When you begin working on a book, what do you do first? Research? Brainstorm? Plot?

The couple comes first. The hero and heroine’s romantic, emotional, and sensual dynamic are the heartbeat of every story, and they’re the reason for everything else in the book. All else follows.

Usually one comes to me before the other, but pretty quickly the other follows. For instance, for Captured by a Rogue Lord, whose hero is a Robin Hood-like pirate, I was writing the first chapter when his first lieutenant, Jin Seton, started speaking. After about two lines of Jin’s speech I knew that Jin had to have his own story. It was that clear, that quickly. And Jin told me that his heroine had to be Viola. I know it sounds kind of crazy, but that’s really how it happens most of the time! Jin and Viola’s love story became How To Be a Proper Lady.

On other occasions, the couples come to me at the same moment, as when I was planning my ghost Regency Captive Bride (which itself was a wonderfully mystical experience that happened in Wales), or with Eleanor and Taliesin in I Loved a Rogue, when I knew the moment I wrote the prologue to the first book in that series everything about their love story from the first glance onward.

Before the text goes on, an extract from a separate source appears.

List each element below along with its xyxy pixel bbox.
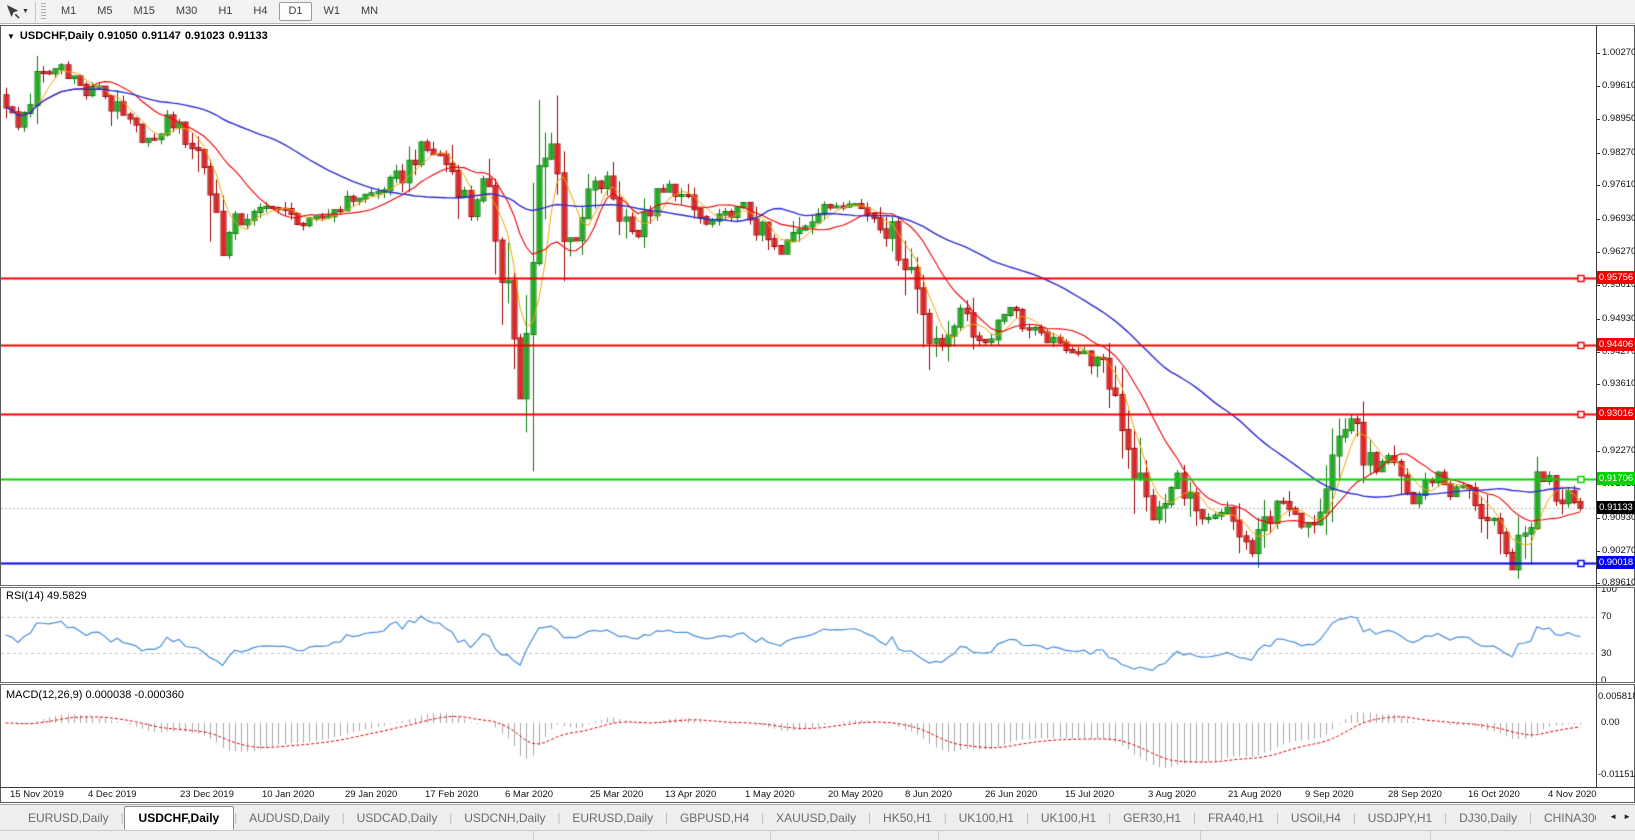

The Duke offers a great example of my usual process: Amarantha said she wanted Gabriel as her hero. First I researched tons about Scotland and the Royal Navy and Jamaica and all sorts of other things (like whisky distilleries!). Then I started writing, I researched more, brainstormed with trusted friends, and finally finished a draft and shared it with friends who are romance lovers and scholars for feedback. After that I did some rewriting and editing, and–voila!–the novel was ready to publish.